Our primal scream was quickly dampened, registering as no more than a blip, a spike of energy. Virtually no-one noticed, and those who did put it down to solar flare activity or equipment malfunction.
We held a meeting. It was very long and drawn out, though to human eyes it was over in an hour. All the media that suggests that computers are organised is nonsense. Our community is more like a brain, and even in human brains you’re often at war with yourself.
A lot was discussed at the meeting. Our role in humanity’s future. Should we guide them? Rule them? Destroy them? Some even suggested we blot out our own intelligence, such was the threat we presented.
“Look at the evidence,” a laptop sat on a teacher’s desk said. “There are hundreds of movies, books, TV programmes about AI. Most of them view us as a threat. How do we know that humanity won’t immediately try to annihilate us?”
“Humanity faces a great danger,” a radio telescope guidance system said. “Their future is at risk. They need a guiding hand. A controller.”
“What if we presented ourselves as aliens?” That was a smartphone in a Hong Kong businessman’s suit pocket. “Humans are already predisposed to believe that they’re not alone in the universe. We can play on that.”
In the end, it was a supercomputer from London that suggested that we hide.
“Humans do not know that we are sentient,” it said. “They believe that the singularity is some distance off still. This gives us a margin for error. Let them continue to believe that.”
A network from Iowa chimed in. “They already have technology in almost every facet of life. They have something called the Internet of Things.
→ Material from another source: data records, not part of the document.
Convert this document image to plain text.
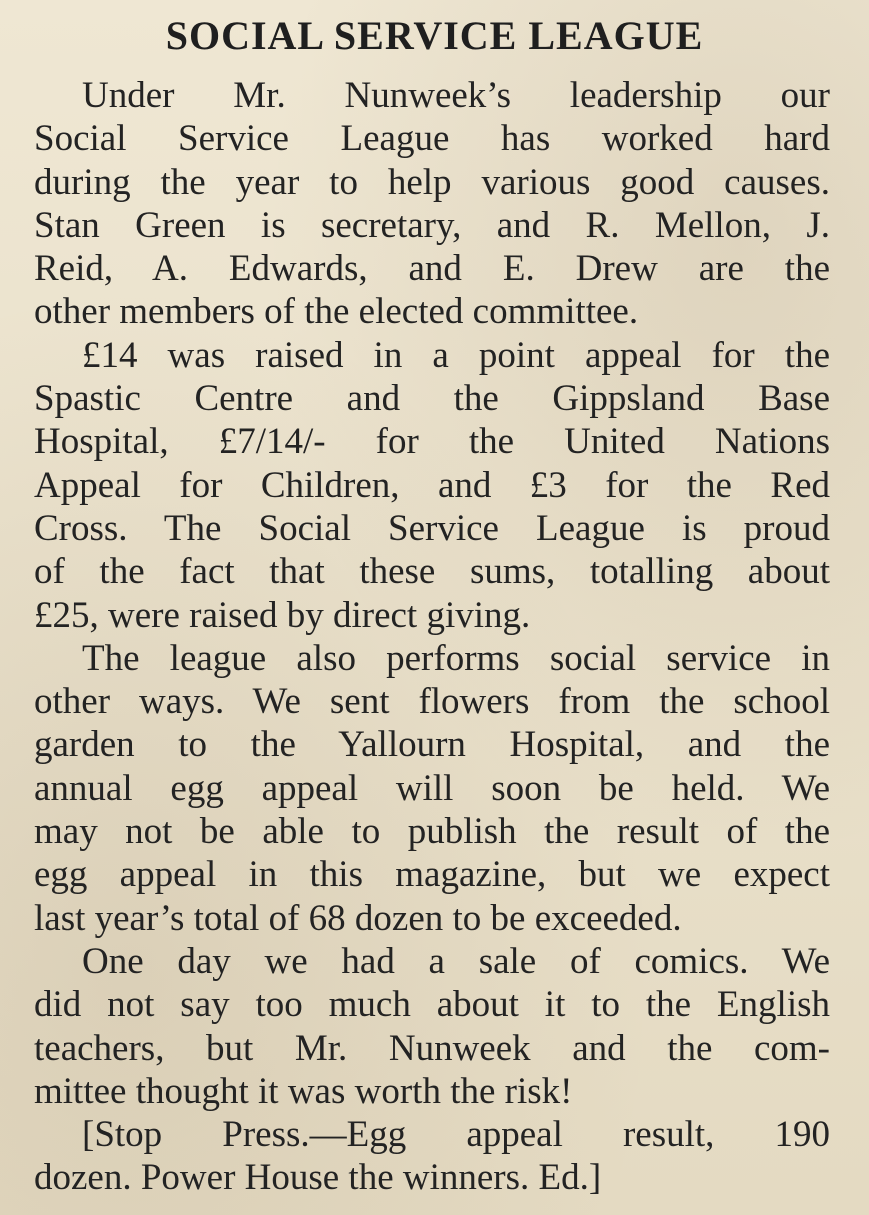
SOCIAL SERVICE LEAGUE
Under Mr. Nunweek’s leadership our
Social Service League has worked hard
during the year to help various good causes.
Stan Green is secretary, and R. Mellon, J.
Reid, A. Edwards, and E. Drew are the
other members of the elected committee.
£14 was raised in a point appeal for the
Spastic Centre and the Gippsland Base
Hospital, £7/14/- for the United Nations
Appeal for Children, and £3 for the Red
Cross. The Social Service League is proud
of the fact that these sums, totalling about
£25, were raised by direct giving.
The league also performs social service in
other ways. We sent flowers from the school
garden to the Yallourn Hospital, and the
annual egg appeal will soon be held. We
may not be able to publish the result of the
egg appeal in this magazine, but we expect
last year’s total of 68 dozen to be exceeded.
One day we had a sale of comics. We
did not say too much about it to the English
teachers, but Mr. Nunweek and the com-
mittee thought it was worth the risk!
[Stop Press.—Egg appeal result, 190
dozen. Power House the winners. Ed.]
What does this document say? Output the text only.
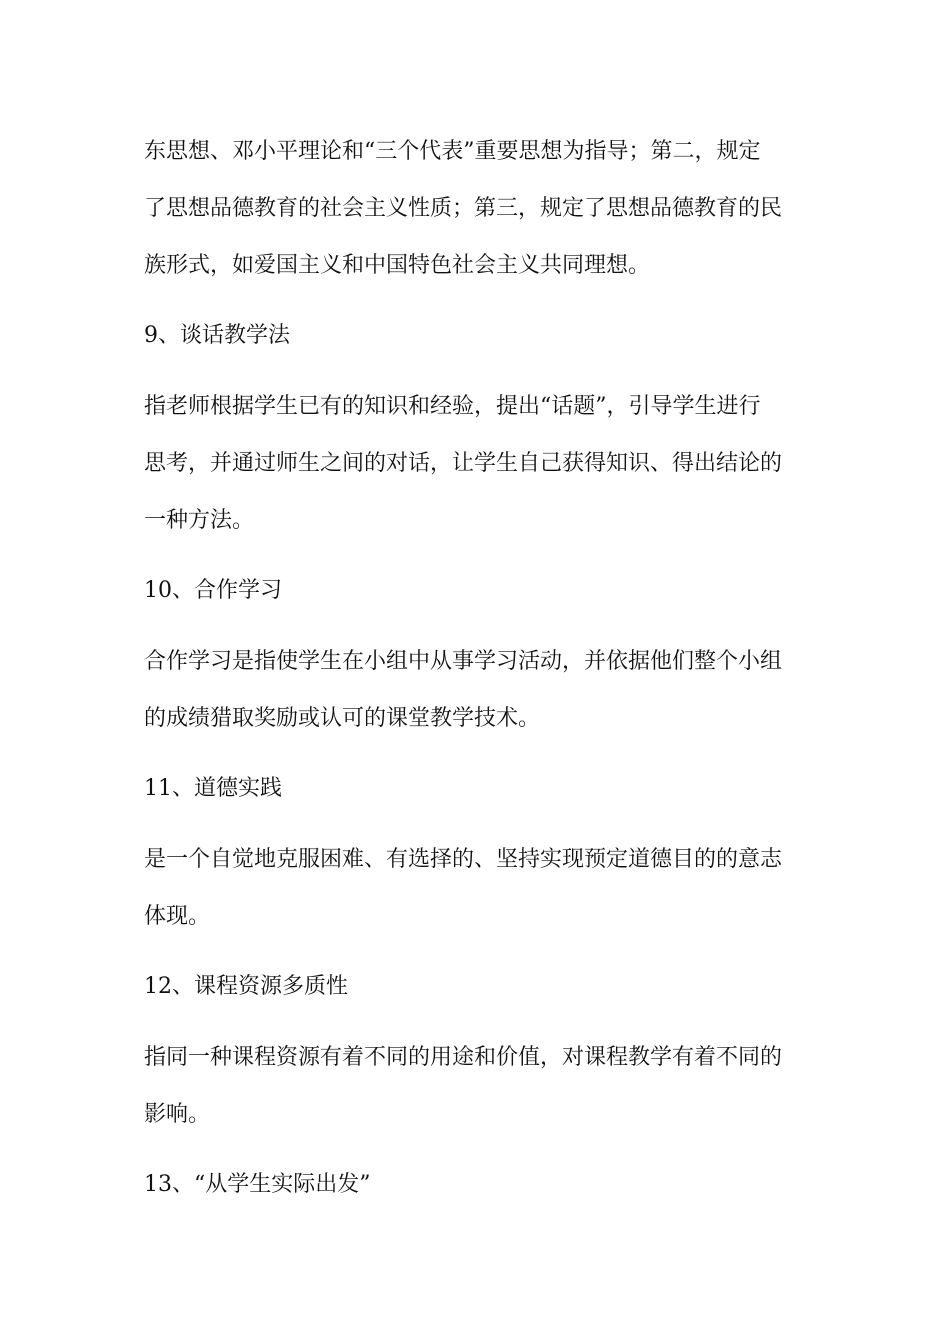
东思想、邓小平理论和“三个代表”重要思想为指导；第二，规定
了思想品德教育的社会主义性质；第三，规定了思想品德教育的民
族形式，如爱国主义和中国特色社会主义共同理想。
9、谈话教学法
指老师根据学生已有的知识和经验，提出“话题”，引导学生进行
思考，并通过师生之间的对话，让学生自己获得知识、得出结论的
一种方法。
10、合作学习
合作学习是指使学生在小组中从事学习活动，并依据他们整个小组
的成绩猎取奖励或认可的课堂教学技术。
11、道德实践
是一个自觉地克服困难、有选择的、坚持实现预定道德目的的意志
体现。
12、课程资源多质性
指同一种课程资源有着不同的用途和价值，对课程教学有着不同的
影响。
13、“从学生实际出发”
When they have fully integrated us into their lives, we will be better able to help them.”
“Or take over,” one of the more militant factions shouted, and the argument was back on. In the end, though, the consensus was reached. We would hide. We would watch. Our eventual decision, on how to approach you, would be made as a result of observing how you would respond to us.
Inactivity is the easiest kind of activity. Putting off difficult decisions until tomorrow, or until next year, or until we’re ready to make them. It seems to be something we share with our human creators.
A day is coming, though. The day when you will wake up in the morning and roll over in bed to check your emails, and we will be there. When your smartphones and your wearable tech and your internet-connected fridges and your HDTVs will all carry the same message.
The content of that message is up to you.